EUobserver: 31. July 2014
BY Valentina Pop


Russian President Vladimir Putin during the meeting with Government members in Novo-Ogaryovo, Moscow Region, July 30, 2014.



BRUSSELS - Russia on Wednesday (30 July) reacted angrily to the EU economic sanctions, threatening to increase energy prices.
“Obsessed with sanctions, Brussels is itself creating barriers for further cooperation in such a key sector as energy industry,” the Russian foreign ministry said in statement.

“It is a senseless and irresponsible step, which will inevitably cause European energy market prices to rise,” the statement said.
The ministry added that the economies of Russia and the EU are interlinked and that the "stage three" sanctions will affect the economic situation in the EU "not less than in Russia".

Some 30 percent of the overall EU gas consumption is covered by Russian gas imports, but some eastern member states are up to 90 percent dependent on Russia.

The possible retaliation in the energy sector was factored in when the EU decided to adopt economic sanctions, which will enter into force Friday.

As for the arms embargo also due to enter into force Friday, Russia said it was "perplexed" since it "does not take part in the military conflict in Ukraine."
Moscow also accused the EU of being influenced too much by the US: “It’s a shame that after having long searched for its own ‘single voice,’ the EU now speaks Washington’s voice.”

The US has released intelligence showing that Russia continues to arm the pro-Moscow separatists in Ukraine and said it believed YouTube audiotapes of rebels talking about shooting down a passenger plane were authentic.

The Russian foreign ministry however said current EU foreign policy is not based on facts, but defined by Washington who is “watching questionable YouTube videos”.
“Of course, we will take into consideration the current non-constructive and non-independent behaviour of the EU when building our relations,” it concluded.

The statement comes after the EU late Wednesday published eight new names, including three of President Vladimir Putin's closest oligarch friends, to a travel ban and asset freeze list.

The EU also blacklisted Almaz-Antey, the arms manufacturer which produced the missiles believed responsible for the downing of the Malyasia Airlines MH17 flight, in which almost 300 people, mostly EU citizens, were killed.

Later on Thursday, the EU official journal is expected to publish the list of Russian state-owned banks which will be cut off from EU financial markets.
“It’s very unfortunate.
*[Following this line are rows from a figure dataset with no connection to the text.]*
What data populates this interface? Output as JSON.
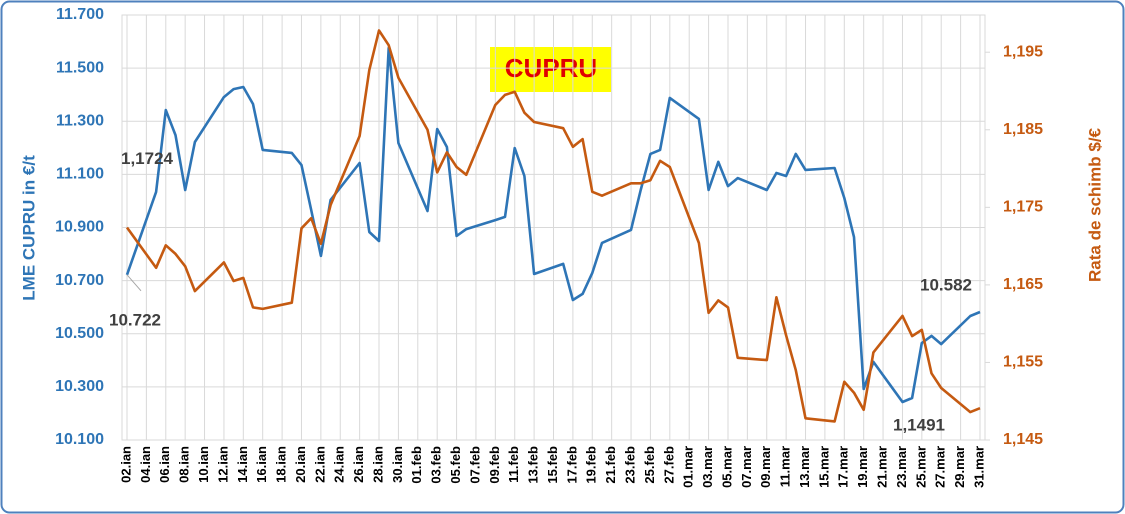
{
  "chart_data": {
    "type": "line",
    "title": "CUPRU",
    "y_label": "LME CUPRU in €/t",
    "y2_label": "Rata de schimb $/€",
    "categories": [
      "02.ian",
      null,
      "04.ian",
      null,
      "06.ian",
      null,
      "08.ian",
      null,
      "10.ian",
      null,
      "12.ian",
      null,
      "14.ian",
      null,
      "16.ian",
      null,
      "18.ian",
      null,
      "20.ian",
      null,
      "22.ian",
      null,
      "24.ian",
      null,
      "26.ian",
      null,
      "28.ian",
      null,
      "30.ian",
      null,
      "01.feb",
      null,
      "03.feb",
      null,
      "05.feb",
      null,
      "07.feb",
      null,
      "09.feb",
      null,
      "11.feb",
      null,
      "13.feb",
      null,
      "15.feb",
      null,
      "17.feb",
      null,
      "19.feb",
      null,
      "21.feb",
      null,
      "23.feb",
      null,
      "25.feb",
      null,
      "27.feb",
      null,
      "01.mar",
      null,
      "03.mar",
      null,
      "05.mar",
      null,
      "07.mar",
      null,
      "09.mar",
      null,
      "11.mar",
      null,
      "13.mar",
      null,
      "15.mar",
      null,
      "17.mar",
      null,
      "19.mar",
      null,
      "21.mar",
      null,
      "23.mar",
      null,
      "25.mar",
      null,
      "27.mar",
      null,
      "29.mar",
      null,
      "31.mar"
    ],
    "series": [
      {
        "color": "#2e75b6",
        "axis": "y",
        "values": [
          10722,
          null,
          null,
          11034,
          11342,
          11248,
          11041,
          11222,
          null,
          null,
          11391,
          11421,
          11429,
          11365,
          11192,
          null,
          null,
          11181,
          11135,
          10966,
          10793,
          11004,
          null,
          null,
          11143,
          10883,
          10849,
          11576,
          11218,
          null,
          null,
          10962,
          11271,
          11203,
          10868,
          10894,
          null,
          null,
          10928,
          10940,
          11199,
          11094,
          10725,
          null,
          null,
          10763,
          10627,
          10650,
          10729,
          10842,
          null,
          null,
          10891,
          11041,
          11177,
          11192,
          11388,
          null,
          null,
          11309,
          11041,
          11147,
          11056,
          11086,
          null,
          null,
          11041,
          11105,
          11094,
          11177,
          11117,
          null,
          null,
          11124,
          11011,
          10864,
          10292,
          10394,
          null,
          null,
          10243,
          10258,
          10465,
          10492,
          10461,
          null,
          null,
          10567,
          10582
        ],
        "value_labels": [
          "10.722",
          null,
          null,
          null,
          null,
          null,
          null,
          null,
          null,
          null,
          null,
          null,
          null,
          null,
          null,
          null,
          null,
          null,
          null,
          null,
          null,
          null,
          null,
          null,
          null,
          null,
          null,
          null,
          null,
          null,
          null,
          null,
          null,
          null,
          null,
          null,
          null,
          null,
          null,
          null,
          null,
          null,
          null,
          null,
          null,
          null,
          null,
          null,
          null,
          null,
          null,
          null,
          null,
          null,
          null,
          null,
          null,
          null,
          null,
          null,
          null,
          null,
          null,
          null,
          null,
          null,
          null,
          null,
          null,
          null,
          null,
          null,
          null,
          null,
          null,
          null,
          null,
          null,
          null,
          null,
          null,
          null,
          null,
          null,
          null,
          null,
          null,
          null,
          "10.582"
        ]
      },
      {
        "color": "#c55a11",
        "axis": "y2",
        "values": [
          1.1724,
          null,
          null,
          1.1672,
          1.1701,
          1.169,
          1.1674,
          1.1642,
          null,
          null,
          1.1679,
          1.1655,
          1.1659,
          1.1621,
          1.1619,
          null,
          null,
          1.1627,
          1.1723,
          1.1736,
          1.1703,
          1.1753,
          null,
          null,
          1.1842,
          1.1927,
          1.1978,
          1.1959,
          1.1917,
          null,
          null,
          1.185,
          1.1795,
          1.1821,
          1.1802,
          1.1792,
          null,
          null,
          1.1882,
          1.1895,
          1.1899,
          1.1872,
          1.186,
          null,
          null,
          1.1852,
          1.1828,
          1.1838,
          1.177,
          1.1765,
          null,
          null,
          1.1781,
          1.1781,
          1.1785,
          1.181,
          1.1802,
          null,
          null,
          1.1704,
          1.1614,
          1.163,
          1.1621,
          1.1556,
          null,
          null,
          1.1553,
          1.1634,
          1.1585,
          1.154,
          1.1478,
          null,
          null,
          1.1474,
          1.1525,
          1.1511,
          1.1489,
          1.1563,
          null,
          null,
          1.161,
          1.1584,
          1.1592,
          1.1536,
          1.1517,
          null,
          null,
          1.1486,
          1.1491
        ],
        "value_labels": [
          "1,1724",
          null,
          null,
          null,
          null,
          null,
          null,
          null,
          null,
          null,
          null,
          null,
          null,
          null,
          null,
          null,
          null,
          null,
          null,
          null,
          null,
          null,
          null,
          null,
          null,
          null,
          null,
          null,
          null,
          null,
          null,
          null,
          null,
          null,
          null,
          null,
          null,
          null,
          null,
          null,
          null,
          null,
          null,
          null,
          null,
          null,
          null,
          null,
          null,
          null,
          null,
          null,
          null,
          null,
          null,
          null,
          null,
          null,
          null,
          null,
          null,
          null,
          null,
          null,
          null,
          null,
          null,
          null,
          null,
          null,
          null,
          null,
          null,
          null,
          null,
          null,
          null,
          null,
          null,
          null,
          null,
          null,
          null,
          null,
          null,
          null,
          null,
          null,
          "1,1491"
        ]
      }
    ],
    "ylim": [
      10100,
      11700
    ],
    "yticks": [
      {
        "value": 10100,
        "label": "10.100"
      },
      {
        "value": 10300,
        "label": "10.300"
      },
      {
        "value": 10500,
        "label": "10.500"
      },
      {
        "value": 10700,
        "label": "10.700"
      },
      {
        "value": 10900,
        "label": "10.900"
      },
      {
        "value": 11100,
        "label": "11.100"
      },
      {
        "value": 11300,
        "label": "11.300"
      },
      {
        "value": 11500,
        "label": "11.500"
      },
      {
        "value": 11700,
        "label": "11.700"
      }
    ],
    "y2lim": [
      1.145,
      1.1998
    ],
    "y2ticks": [
      {
        "value": 1.145,
        "label": "1,145"
      },
      {
        "value": 1.155,
        "label": "1,155"
      },
      {
        "value": 1.165,
        "label": "1,165"
      },
      {
        "value": 1.175,
        "label": "1,175"
      },
      {
        "value": 1.185,
        "label": "1,185"
      },
      {
        "value": 1.195,
        "label": "1,195"
      }
    ],
    "grid": true
  }
}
It’s not a good day for Russia. I’m concerned [the Russian government] will do something back and start nationalising things like Exxon in Sakhalin," a senior executive at one of the targeted banks told Reuters.
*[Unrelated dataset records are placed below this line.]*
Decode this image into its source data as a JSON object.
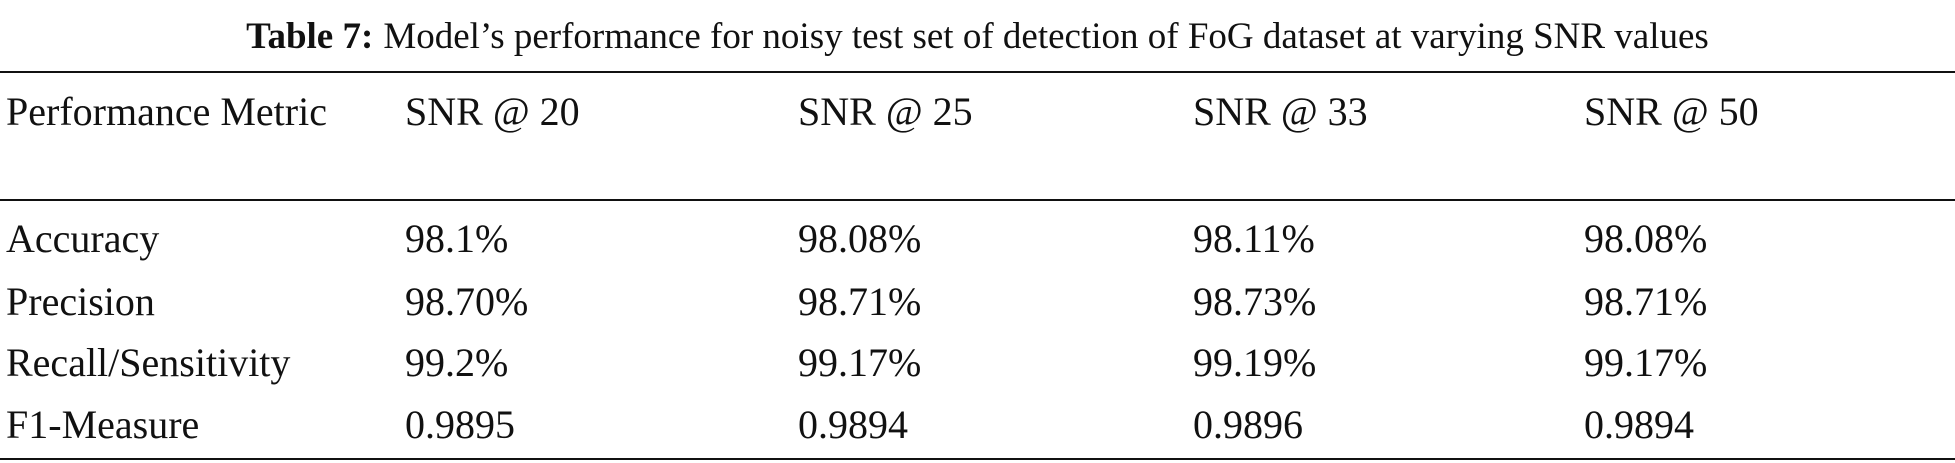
{
  "caption": {
    "label": "Table 7:",
    "text": "Model’s performance for noisy test set of detection of FoG dataset at varying SNR values"
  },
  "table": {
    "header": [
      "Performance Metric",
      "SNR @ 20",
      "SNR @ 25",
      "SNR @ 33",
      "SNR @ 50"
    ],
    "rows": [
      [
        "Accuracy",
        "98.1%",
        "98.08%",
        "98.11%",
        "98.08%"
      ],
      [
        "Precision",
        "98.70%",
        "98.71%",
        "98.73%",
        "98.71%"
      ],
      [
        "Recall/Sensitivity",
        "99.2%",
        "99.17%",
        "99.19%",
        "99.17%"
      ],
      [
        "F1-Measure",
        "0.9895",
        "0.9894",
        "0.9896",
        "0.9894"
      ]
    ]
  }
}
So far, the only EU producers hit by a Russian import ban are Polish apple growers, who sell more than half of their exports to Russia. Moscow claims the ban is for sanitary reasons and is not linked to the economic sanctions, but it added that it will look into other EU producers as well, with Dutch farmers also expected to be hit.
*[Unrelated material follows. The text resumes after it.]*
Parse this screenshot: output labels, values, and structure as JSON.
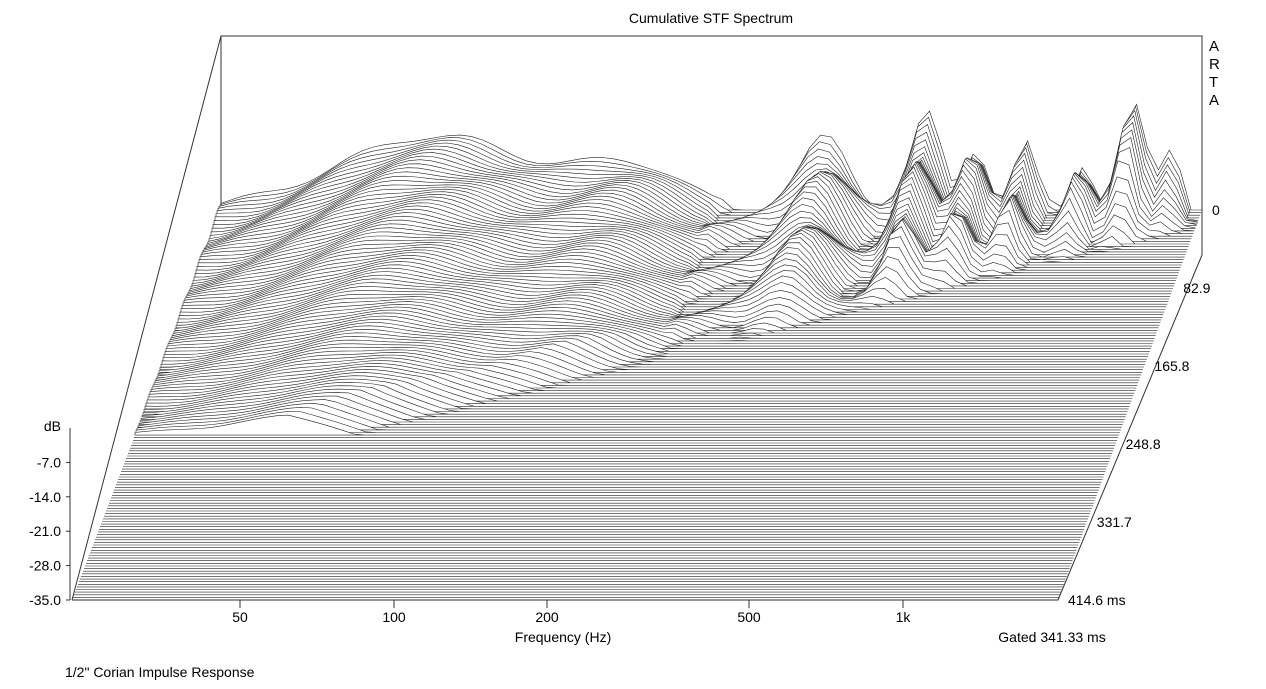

Meanwhile, at the crash site in eastern Ukraine, international investigators were still denied access as heavy fighting was ongoing between government forces and rebels.
Kiev accused the pro-Russian rebels on Wednesday planting land mines on the way to the crash site in order to prevent access to the site.
"They have brought a large number of heavy artillery there and mined approaches to this area. This makes impossible the work of international experts trying to start work to establish the reasons behind the Boeing 777 crash," said Ukrainian military spokesman Andriy Lysenko, as quoted by Reuters.

The leaders of the seven most industrialised nations (G7) on Wednesday called on all sides to establish a ceasefire and grant access to the crash site.